THE STATION AGENT (2003) / Comedy-Drama

Running Length: 88 minutes
MPAA Classification: R for language and some drug content.

Cast: Peter Dinklage, Patricia Clarkson, Bobby Cannavale, Michelle Williams, Paul Benjamin, Raven Goodwin
Director: Thomas McCarthy
Producers: Robert May, Mary Jane Skalski, Kathryn Tucker
Screenplay: Thomas McCarthy

“It’s funny how people see and treat me, since I’m really just a simple, boring person.”

Thomas McCarthy’s debut The Station Agent is a film of unprecedented power and emotion, given the fact that it seems so small on the outside. The cast is comprised of actors and actresses whose names were not very well-known at the time of its release in 2003, and the budget with which it was financed is relatively small. At first glance, one would expect for The Station Agent to be another one of those sappy, light-hearted films that independent cinema is becoming all too familiar with; but really, it’s not. It’s something much more than that, and I won’t deny that it was designed to make those who watch it feel good, it’s more of a chance for its cast and writer/director to showcase their talents.

Peter Dinklage stars as Finbar McBride, a quiet dwarf who lives alone in Hoboken, New Jersey. Making new friends is not an easy task, as he always expects for people to ridicule him for his dwarfism, so he lives withdrawn from the rest of the world. He keeps to himself most of the time and runs a small model train shop with his friend Henry (Paul Benjamin), a man who shares the same quiet personality. Fin loves trains – watching trains, building trains, listening to trains. It’s where he finds his refuge, and since the public doesn’t accept him for his size, it’s what most of his time revolves around. However, Henry dies of an unexpected heart attack and the shop is closed, but Fin learns that he has inherited a small piece of land that happens to have an abandoned train station on it. The property is out of the way in a rural part of New Jersey, making it an ideal place for him to start his new home. Of course, when he arrives, his move does attract the attention of the locals, such as Joe (Bobby Cannavale) and Olivia (Patricia Clarkson).

As stated before, the strengths of The Station Agent come from its acting and writing. (Thomas McCarthy won the BAFTA award for Best Original Screenplay.) McCarthy’s script is clever, original, honest, inspirational, and often very funny, and while The Station Agent does work as a comedy, it works as a drama as well. The tone is upbeat and the message is worthwhile, but the strongest element that McCarthy employs in his script is heart – pure, genuine heart.

Peter Dinklage excels as his character simply due to the fact that the character of Fin was made for him.

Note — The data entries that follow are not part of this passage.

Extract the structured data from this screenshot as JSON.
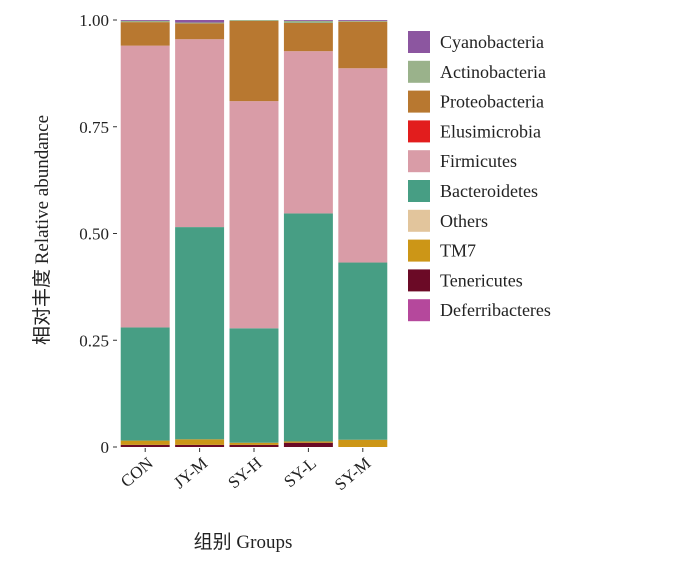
{
  "chart_data": {
    "type": "bar",
    "stacked": true,
    "categories": [
      "CON",
      "JY-M",
      "SY-H",
      "SY-L",
      "SY-M"
    ],
    "xlabel": "组别 Groups",
    "ylabel": "相对丰度 Relative abundance",
    "ylim": [
      0,
      1
    ],
    "yticks": [
      0,
      0.25,
      0.5,
      0.75,
      1.0
    ],
    "ytick_labels": [
      "0",
      "0.25",
      "0.50",
      "0.75",
      "1.00"
    ],
    "grid": false,
    "legend_position": "right",
    "legend_order": [
      "Cyanobacteria",
      "Actinobacteria",
      "Proteobacteria",
      "Elusimicrobia",
      "Firmicutes",
      "Bacteroidetes",
      "Others",
      "TM7",
      "Tenericutes",
      "Deferribacteres"
    ],
    "series": [
      {
        "name": "Tenericutes",
        "color": "#6b0a26",
        "values": [
          0.005,
          0.005,
          0.005,
          0.01,
          0.0
        ]
      },
      {
        "name": "Deferribacteres",
        "color": "#b5489c",
        "values": [
          0.0,
          0.0,
          0.0,
          0.0,
          0.0
        ]
      },
      {
        "name": "TM7",
        "color": "#cc9617",
        "values": [
          0.01,
          0.013,
          0.005,
          0.003,
          0.017
        ]
      },
      {
        "name": "Others",
        "color": "#e2c59c",
        "values": [
          0.0,
          0.0,
          0.0,
          0.0,
          0.0
        ]
      },
      {
        "name": "Bacteroidetes",
        "color": "#479e84",
        "values": [
          0.265,
          0.497,
          0.268,
          0.534,
          0.415
        ]
      },
      {
        "name": "Firmicutes",
        "color": "#d99ca7",
        "values": [
          0.66,
          0.44,
          0.532,
          0.38,
          0.455
        ]
      },
      {
        "name": "Elusimicrobia",
        "color": "#e21d1d",
        "values": [
          0.0,
          0.0,
          0.0,
          0.0,
          0.0
        ]
      },
      {
        "name": "Proteobacteria",
        "color": "#b87830",
        "values": [
          0.055,
          0.037,
          0.188,
          0.066,
          0.109
        ]
      },
      {
        "name": "Actinobacteria",
        "color": "#9ab28b",
        "values": [
          0.003,
          0.002,
          0.002,
          0.005,
          0.002
        ]
      },
      {
        "name": "Cyanobacteria",
        "color": "#8c56a0",
        "values": [
          0.002,
          0.006,
          0.0,
          0.002,
          0.002
        ]
      }
    ]
  }
}
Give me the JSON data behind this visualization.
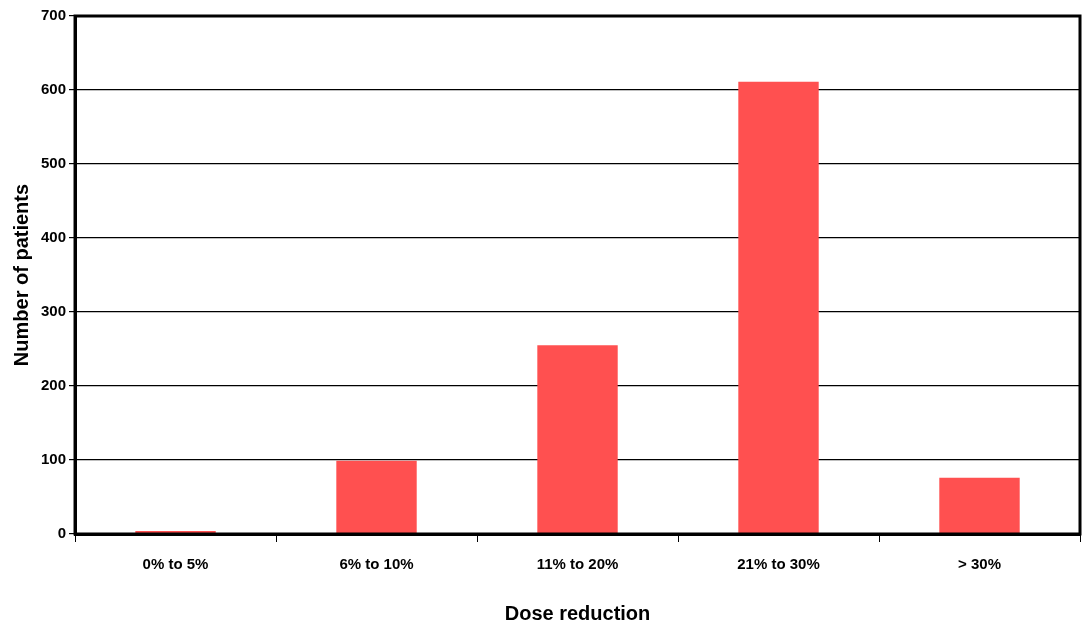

I believe that The Station Agent is the first film to actually show the life of a dwarf as an everyday person. (To quote Dinklage from 1995’s Living in Oblivion, “Why does my character have to be dwarf? Is that the only way you can make this a dream? To put a dwarf in it?”) Dinklage has always been a fine actor, but because Fin is a character that is so close to home for him, he does an even better job than usual. This is his chance to shine, and shine he does.

Now, while Dinklage does deliver a strong central performance, the best performance – in my opinion, of course – comes from Bobby Cannavale, an actor whose work I am entirely unfamiliar with. Cannavale plays the outgoing, talkative character of Joe that befriends Fin in the early stages of the film. He sees past Fin’s size when others don’t and sticks up for him. Cannavale adds so much charm to his already likable character, bringing such positivity to the screen. To complete the trio, Patricia Clarkson plays Olivia, an artist dealing with a divorce and the death of the son. There are other supporting characters as well, such as Michelle Williams, John Slattery, and Raven Goodwin, although their screen time is limited.

McCarthy has found success in other films since his debut, but The Station Agent remains to be his greatest, most well-meaning and earnest piece of work. Like any good film, it takes more than one viewing to fully grasp – not because it is too confusing to comprehend, but because it takes multiple viewings to realize how truly powerful it actually is.